Issue due to too less digits?

Hello,
at first: I’m using cmdstan 2.16.0 with Matlabstan 2.15.1.0

I have working code in matlab to produce curves. To enable bayesian inference I transferred the code to stan. Interestingly at one certain step I get a noisy curve from stan (through print output), although the curve is smooth in matlab.
In this step, the program just multiplies values of about 1e+06 with values around 1e-04.
The 1e+06 values occur due to a constant in data. When I change the constant in a way, that the values to be multiplied are 1e-2 and 1e-4, the issue seem not to be there, so I assume precision issues.

Therefore, my question is, if stan might keep much less digits than matlab does, or if the data transfer matlab->stan might keep less digits.

Unfortunately, I am not able to make a small example, since my stan code is relatively large.

Regards

Matlab wraps Cmdstan, which has limited precision in the CSV output:

Thank you for the reply. It is good to know, that the samples transferred back to matlab have limited precision.
But I think there could be an internal issue, too.
The print output (e.g.: print(“name”,variable)) has about 5 decimal digits in the command line. When I compare my code with the original matlab code round to the same decimal digits, I’m facing this issue after the multiplication part mentioned above. Before the multiplication, the stan and the round matlab output is the same.
The multiplication is done between a matrix (20x4200) and a vector (4200).

The print method also truncates rather than printing out the full ~16 decimals. Internally, Stan does everything using double precision floating points.

I was able to create a simple example.
I transfer two vectors (called “avec” and “invKY”) from matlab to stan, multiply them and print the result.
So it is just multiplying two vectors.

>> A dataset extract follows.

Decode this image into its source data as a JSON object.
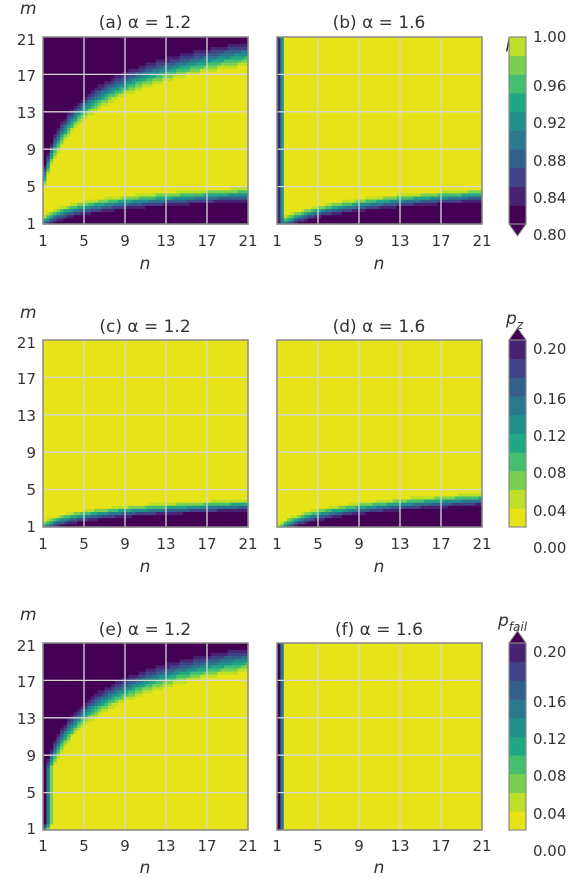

Once in stan, once in matlab and the difference is really large, I think:
in STAN: -611.6530e-003
in MATLAB: -581.7570e-003

I uploaded the data. Would be nice if someone could confirm the issue.

Those are very different results. I don’t have Matlab installed so I can’t confirm. The difference may be in loss of precision in getting the data into stan.

Likely this line in RData.m
num_list = strjoin( ts{1}, ',');

See this issue.

It’s been a while since I’ve used matlab, so I don’t know the exact solution, but you can probably try to convert the elements of ts{1} to a string manually with fprintf( '%.16', x ) and then join them with strjoin.

-edit-

I missed the solution in that link. Try changing the line I mentioned to:
num_list = join(num2str(ts{1},"%1.12e"),"," )

Thanks again for your reply.
I changed the line to
num_list = join(num2str(ts{1},'%1.12e'),',' );
But there is no difference in the result.

I think “+mstan/rdump.m” is used rather than “Rdata.m”.
Afterwards, the data is written to the file “temp.data.R”. In this file, we have only 6 decimal digits, so there might be the issue located. I will see, what I have to edit to get more decimal digits.

-edit-

In “+mstan/rdump.m”, I replaced all %d to %.12d. It seems, that this fixes the issue.

I’m not sure that’s currently possible. Rarely are you going to get output from Stan accurate to beyond 6 decimal digits. Furthermore, it’s all going into estimates of expectations, which add further noise.

We’re busy redesigning the I/O piping and one of the things on our to-do list is to make the number of decimal places in output controllable. We’ll also be designing binary outputs.

So far, I don’t have a problem with too less decimal digits in the output.
The issue here was, that matlabstan transfered only 6 decimal digits of the data to stan. As written in my last post, this problem was solved by editing the “+mstan/rdump.m” file.
But it would be nice to have direct control about the decimal digits or to have something more precise in the manual.

Yes, it should definitely go into the interface manuals. I added an issue for CmdStan:

We will try to add control over the output. As well as a protobuf-based binary output, which should be faster and more memory efficient with full precision.